Every agent writes a drain snapshot at every turn boundary (default ON). If the daemon crashes:

  1. New daemon starts, acquires the anchor lock
  2. fold(audit.jsonl) replays the audit log to reconstruct the fleet state
  3. Orphaned lineages with drain snapshots are rehydrated automatically
  4. Revival policy per agent: revive (auto-recover), reap (drop), ask (operator decides)

Mid-flight recovery: the scheduler's tick loop detects crashed workers via heartbeat and hot-rehydrates them without a daemon restart.

Sub-stacks

Isolated blast-radius boundaries for multi-worker tasks:

.ostk/stacks/bugfix-27/
  audit.jsonl    # scoped audit log
  drain/         # scoped drain snapshots
  inbox/         # commands from anchor
  nudges/        # reports to anchor

Each sub-stack has its own token budget. Overruns force-seal the stack. The anchor is unaffected.

HUMANFILE

Your governance document. It declares who you are, what models can run, what secrets are authorized, and what files are protected:

IDENTITY scott
SIGN 7141A45868F8295E5BEB6286BAF08C963C7E3184

MODEL claude-sonnet-4-5
FALLBACK claude-haiku-4-5

SECRET <<KEYS
ANTHROPIC_API_KEY
KEYS

Sign it with ostk sign. The OS verifies trust at every boot.

PINs

Capability boundaries. They define what agents can't do:

# .ostk/pins/default/pin.caps
read: .ostk/ .language
write: .ostk/store/default/
execute: shell(readonly)
deny: write-kernel modify-governance

The OS enforces pins invisibly at write time. Agents never know they're constrained.

Verify

Every release is GPG signed. The signing key is in KEYS and prime.asc.

gpg --import prime.asc
gpg --verify ostk-v2.5.0-aarch64-apple-darwin.tar.gz.asc

Authorize

ostk uses GPG for identity. Trust tiers:

Tier Access How
T0 Full governance Ratified by existing T0 holder
T1 Authenticated writes GitHub account with verified GPG key
T2 Read only No GPG key
T3 Public artifacts Anonymous

Get authorized:

  1. gpg --gen-key
  2. Add to GitHub: Settings → SSH and GPG keys → New GPG key
  3. Done. Any account with a verified GPG key is T1.

The OS is distributed

The kernel sits on POSIX. The prompt cache spans hosts. The architecture is designed for fleet coordination across machines — today via filesystem primitives, tomorrow via the Anthropic Files API as a cross-host storage tier.

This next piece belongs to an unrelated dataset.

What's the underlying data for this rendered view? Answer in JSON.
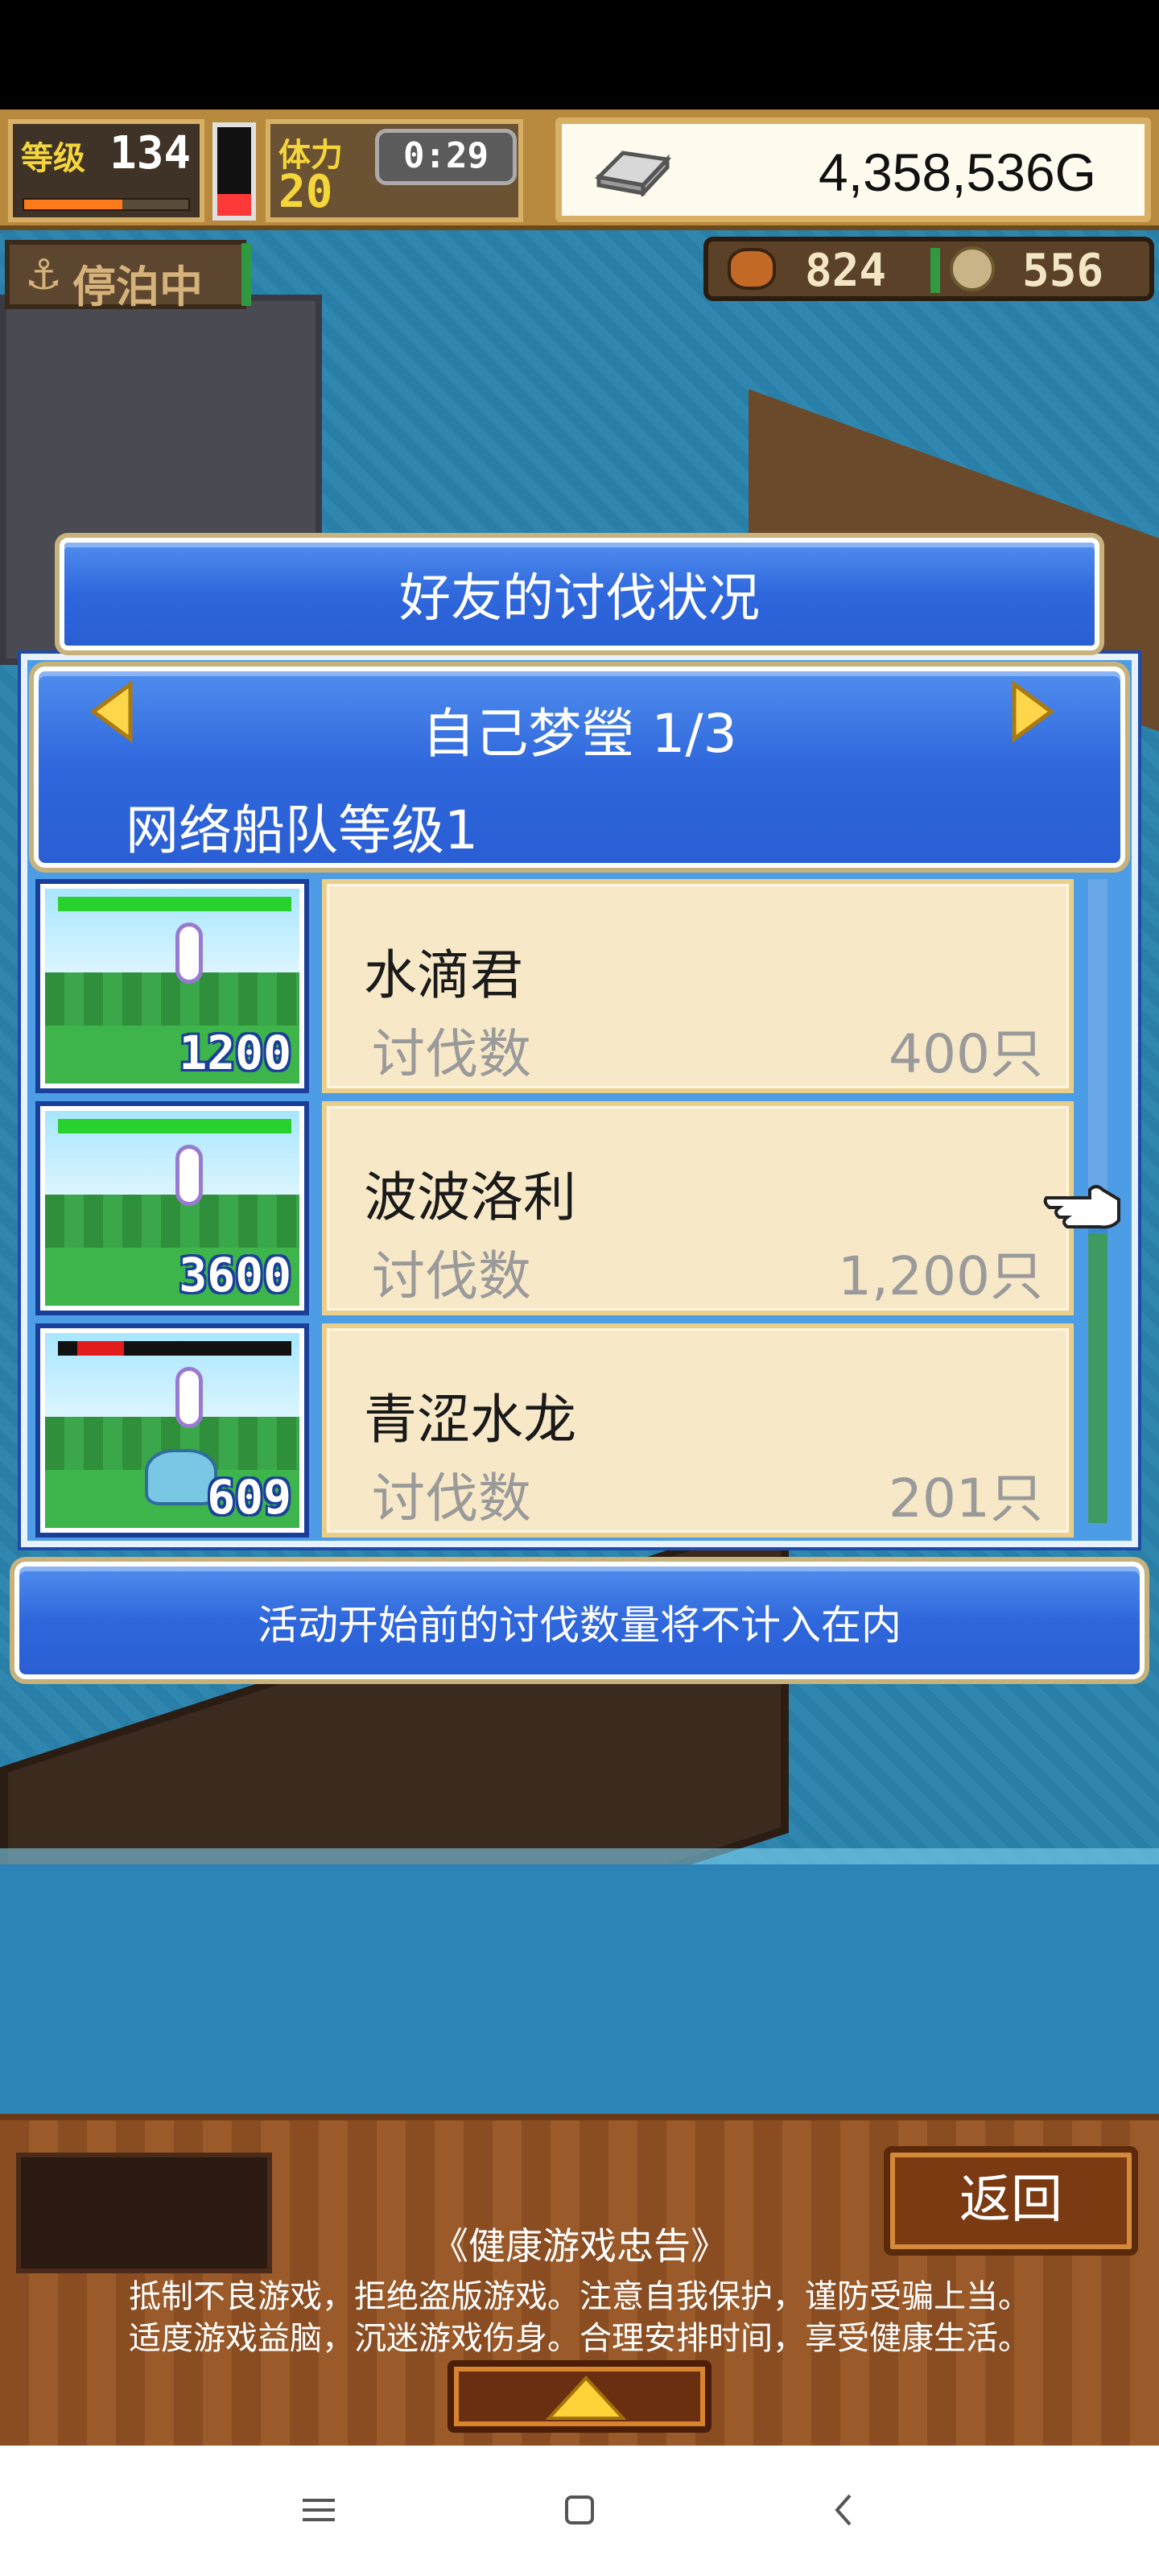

Any instance that can verify the signature chain can run the OS. That's not consensus algorithms. It's closer to how a constitution distributes authority: not by replication, but by a shared, verifiable document that anyone can hold.

Quick Start

ostk                           # open TUI, start working
ostk boot                      # see OS state + trust level
ostk listen                    # run the kernel daemon
ostk hay "..."                 # capture a thought
ostk compile                   # turn thoughts into work items
ostk lineage resolve ID --revive  # resolve an Ask-pending session
ostk bench                     # run benchmarks
ostk pin issue NAME            # create a capability boundary

Architecture

  • Kernel specification: ostk.ai/docs/kernel-spec — seven primitives, Five Laws, memory hierarchy, dual-CPU scheduler
  • Session topology: ostk.ai/docs/session-topology — anchors, lineages, drain snapshots, crash recovery, sub-stacks
  • Test suite: 2997 tests, 0 failures

License

MIT. See LICENSE.


ostk — your os + tack the agents don't know this is happening. that's the design.